Family is a group of persons united by ties of marriage, blood or adoption constituting a single household interacting and inter-communicating with each other. Leaders of destructive cults tend to break all these ties, interactions and intercommunications of families of their followers. This is exactly what the Mujahedin Khalq Organization (the MKO/ MEK/ PMOI/ Cult of Rajavi) committed against the concept of family during its entire history.
After the 1979 revolution of Iran, Massoud Rajavi took over the group in the absence of main leaders of the group who were executed by the Shah’s security forces. The rule of Massoud Rajavi over the MEK ruined the total center of family in the MEK.”Rajavi liked having women around him and overhauled the command structure to replace the men with women — this time calling it a ”constitutional revolution.”, Elizabeth Rubin wrote in June 2003 after her visit to Camp Ashraf, Iraq. She had been allowed by the MEK authorities to enter their camp covering a report about the Mujahedin in Ashraf. However, her investigative report titled”the Cult of Rajavi”, turned out to expose horrible facts about the cult-like relations inside Camp Ashraf.
Rubin states that the MEK leaders”like to boast”that”the Mujahedeen is a family affair”. She quotes the cult leaders saying”We have three generations of martyrs: grandmothers, mothers, daughters”. Then Rubin tries to shed light on how the third generation was involved with the MEK affairs. She investigates about”a dozen young women commandos who trotted with their Kalashnikovs on a scrubby field, camouflage leaves and twigs bouncing on their helmets, their faces blurred by green paint.”
“Most of the girls I was meeting had grown up in Mujahedeen schools in Ashraf, where they lived separated from their parents,”Rubin writes about the life of children at Camp Ashraf.”Family visits were allowed on Thursday nights and Fridays. When Iraq invaded Kuwait, many of these girls were transported to Jordan and then smuggled to various countries — Germany, France, Canada, Denmark, England, the United States — where they were raised by guardians who were usually Mujahedeen supporters.”

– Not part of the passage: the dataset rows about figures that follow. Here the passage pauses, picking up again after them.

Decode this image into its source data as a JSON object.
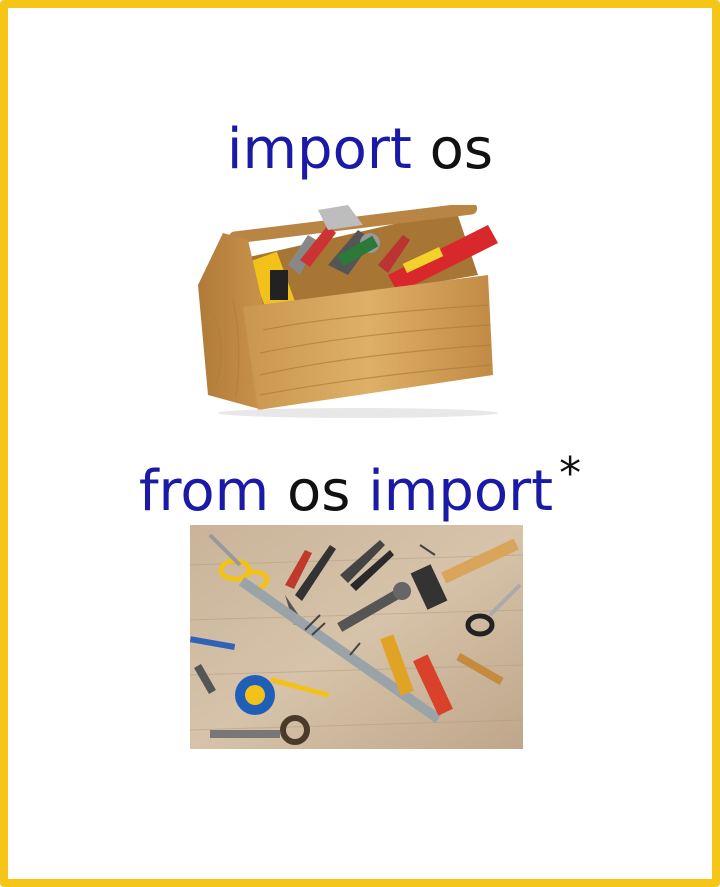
{
  "caption_top": {
    "keyword": "import",
    "module": "os"
  },
  "caption_bottom": {
    "keyword_from": "from",
    "module": "os",
    "keyword_import": "import",
    "wildcard": "*"
  },
  "colors": {
    "border": "#f5c518",
    "keyword": "#1a1aa6",
    "text": "#111111",
    "background": "#ffffff"
  },
  "images": {
    "top": "wooden-toolbox-icon",
    "bottom": "scattered-tools-photo-icon"
  }
}
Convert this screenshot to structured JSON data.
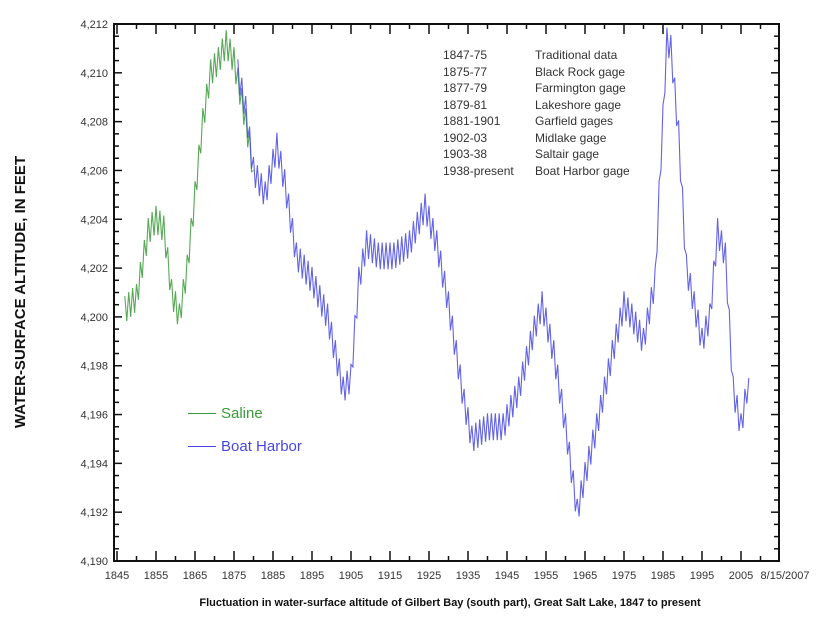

To realize why these girls”decided”to get back from Europe to Iraq, she refers to the testimonies of the first female defector of the MEK, Nadereh Afshari. She was one of the teachers and instructors of Mujahedin children in the group’s school in Iraq and then in the group’s pension for children in Germany. She was also one of the group’s officials to transfer children from Iraq to Europe.
“When they were 18 or 19, many of them decided to come back to Iraq and fill the ranks of the youngest Mujahedeen generation,”Rubin asserts.”Though ”decided” is probably not the right word, since from the day they were born, these girls and boys were not taught to think for themselves but to blindly follow their leaders.”

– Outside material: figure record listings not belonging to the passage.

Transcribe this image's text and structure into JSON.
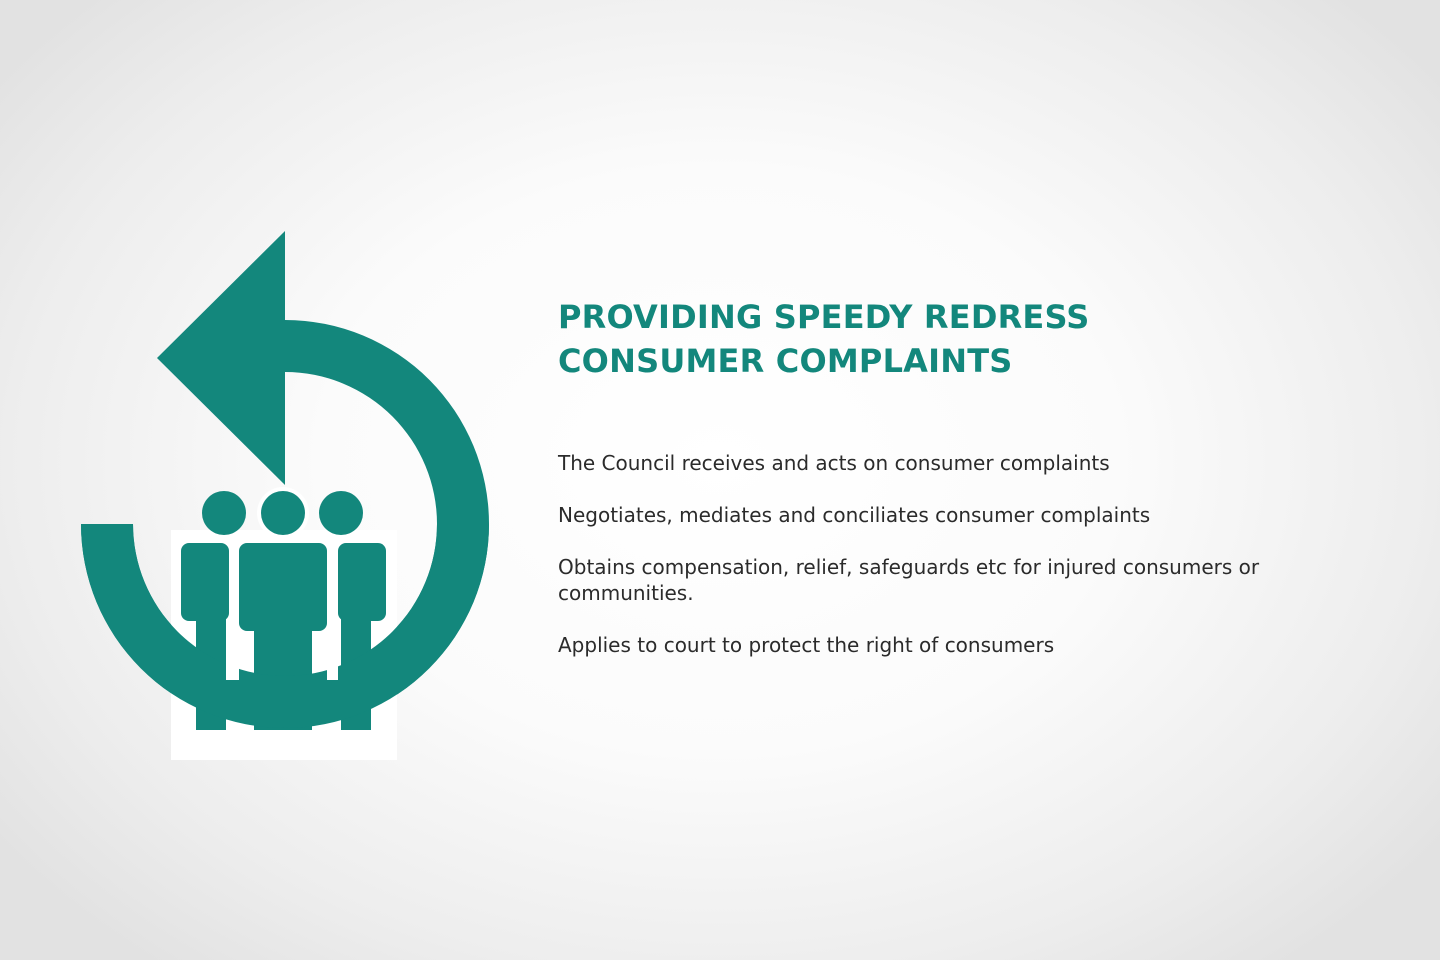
{
  "heading": {
    "line1": "PROVIDING SPEEDY REDRESS",
    "line2": "CONSUMER COMPLAINTS"
  },
  "points": [
    "The Council receives and acts on consumer complaints",
    "Negotiates, mediates and conciliates consumer complaints",
    "Obtains compensation, relief, safeguards etc for injured consumers or communities.",
    "Applies to court to protect the right of consumers"
  ],
  "colors": {
    "accent": "#13877c",
    "text": "#2b2b2b"
  },
  "icons": [
    "redress-arrow-icon",
    "consumer-group-icon"
  ]
}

”Every morning and night, the kids, beginning as young as 1 and 2, had to stand before a poster of Massoud and Maryam, salute them and shout praises to them,” Nadereh Afshari told Rubin.”When the German government tried to absorb Mujahedeen children into their education system, the Mujahedeen refused. Many of the children were sent to Mujahedeen schools, particularly in France. The Rajavis saw these kids as the next generation’s soldiers. They wanted to brainwash them and control them.”

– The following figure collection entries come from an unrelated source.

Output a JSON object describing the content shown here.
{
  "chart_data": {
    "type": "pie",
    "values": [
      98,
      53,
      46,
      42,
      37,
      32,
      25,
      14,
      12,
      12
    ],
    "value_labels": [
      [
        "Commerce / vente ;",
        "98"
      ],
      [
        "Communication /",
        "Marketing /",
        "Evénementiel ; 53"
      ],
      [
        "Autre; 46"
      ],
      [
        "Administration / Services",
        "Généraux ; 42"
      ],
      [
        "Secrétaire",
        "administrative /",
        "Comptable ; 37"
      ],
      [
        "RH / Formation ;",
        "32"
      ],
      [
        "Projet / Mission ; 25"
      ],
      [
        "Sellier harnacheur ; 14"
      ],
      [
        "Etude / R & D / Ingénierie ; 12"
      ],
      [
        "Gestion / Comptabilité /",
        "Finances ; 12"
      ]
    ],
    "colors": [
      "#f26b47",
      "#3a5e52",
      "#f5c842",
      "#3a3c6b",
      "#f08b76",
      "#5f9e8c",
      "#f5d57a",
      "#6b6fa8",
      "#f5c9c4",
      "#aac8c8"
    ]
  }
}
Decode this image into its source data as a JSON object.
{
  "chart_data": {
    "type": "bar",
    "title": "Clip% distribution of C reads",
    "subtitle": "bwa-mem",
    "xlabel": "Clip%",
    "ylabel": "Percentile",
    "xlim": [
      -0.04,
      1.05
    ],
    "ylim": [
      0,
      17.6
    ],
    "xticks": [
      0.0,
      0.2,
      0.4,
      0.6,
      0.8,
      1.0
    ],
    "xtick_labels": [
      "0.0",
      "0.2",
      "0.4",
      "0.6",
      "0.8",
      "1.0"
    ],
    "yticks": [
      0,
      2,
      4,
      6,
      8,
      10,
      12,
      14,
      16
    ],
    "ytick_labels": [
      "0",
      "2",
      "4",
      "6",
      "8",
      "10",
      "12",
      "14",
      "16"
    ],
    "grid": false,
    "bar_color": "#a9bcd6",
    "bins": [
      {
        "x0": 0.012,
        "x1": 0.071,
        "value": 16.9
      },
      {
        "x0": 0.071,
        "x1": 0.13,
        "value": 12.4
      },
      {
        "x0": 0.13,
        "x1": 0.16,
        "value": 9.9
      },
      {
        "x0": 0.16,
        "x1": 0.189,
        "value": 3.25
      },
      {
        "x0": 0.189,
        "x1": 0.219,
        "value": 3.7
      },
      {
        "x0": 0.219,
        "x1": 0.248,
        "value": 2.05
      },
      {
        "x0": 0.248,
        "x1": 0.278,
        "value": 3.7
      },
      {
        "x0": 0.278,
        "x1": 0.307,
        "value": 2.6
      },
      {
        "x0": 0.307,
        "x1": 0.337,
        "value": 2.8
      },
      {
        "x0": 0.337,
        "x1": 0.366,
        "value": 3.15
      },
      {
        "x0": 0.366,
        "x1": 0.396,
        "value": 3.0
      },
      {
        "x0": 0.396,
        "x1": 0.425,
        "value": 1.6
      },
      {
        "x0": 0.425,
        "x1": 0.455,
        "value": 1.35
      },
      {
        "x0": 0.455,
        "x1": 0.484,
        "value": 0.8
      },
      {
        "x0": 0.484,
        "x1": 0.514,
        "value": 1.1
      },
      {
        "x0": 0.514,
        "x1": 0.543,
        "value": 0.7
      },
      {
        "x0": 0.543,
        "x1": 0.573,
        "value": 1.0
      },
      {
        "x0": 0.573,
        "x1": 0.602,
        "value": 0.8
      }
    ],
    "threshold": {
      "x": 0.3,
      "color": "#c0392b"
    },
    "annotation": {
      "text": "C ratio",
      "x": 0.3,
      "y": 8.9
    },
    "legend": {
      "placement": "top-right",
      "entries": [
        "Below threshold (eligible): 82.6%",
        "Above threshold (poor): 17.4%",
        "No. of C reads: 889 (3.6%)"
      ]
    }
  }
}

adereh Afshari and Elizabeth Rubin were two of the early people who denounced the MEK as the destructive cult of Rajavi that violates the most basic rights of its members especially the female ones. It did not take so long that other female defectors of the group revealed facts on the life of female members in the MEK. Batul Soltani’s famous testimony was like a bomb. She revealed the mass marriages of Massoud Rajavi with members of the Elite Council of the MEK. Batul, herself, was one of the victims of Massoud’s sexual abuse before she could manage to escape from the cult. The group authorities had forced her to divorce from her husband. They have separated her two children from her. Her daughter and son had been sent to Europe. She was not only deprived from a normal family life but also was forced to marry Massoud Rajavi as well as many other women of the group.
Consequently, several former female members of the group including Nasrin Ebrahimi, Zahra Mirbagheri, Zahra Moini, Maryam Sanjabi came out to put emphasis on testimonies of their ex-comrades. Their memoirs, articles, books and testimonies are all accessible. The evidences they present seem enough to bring the leaders of the Mujahedin Khalq to trial.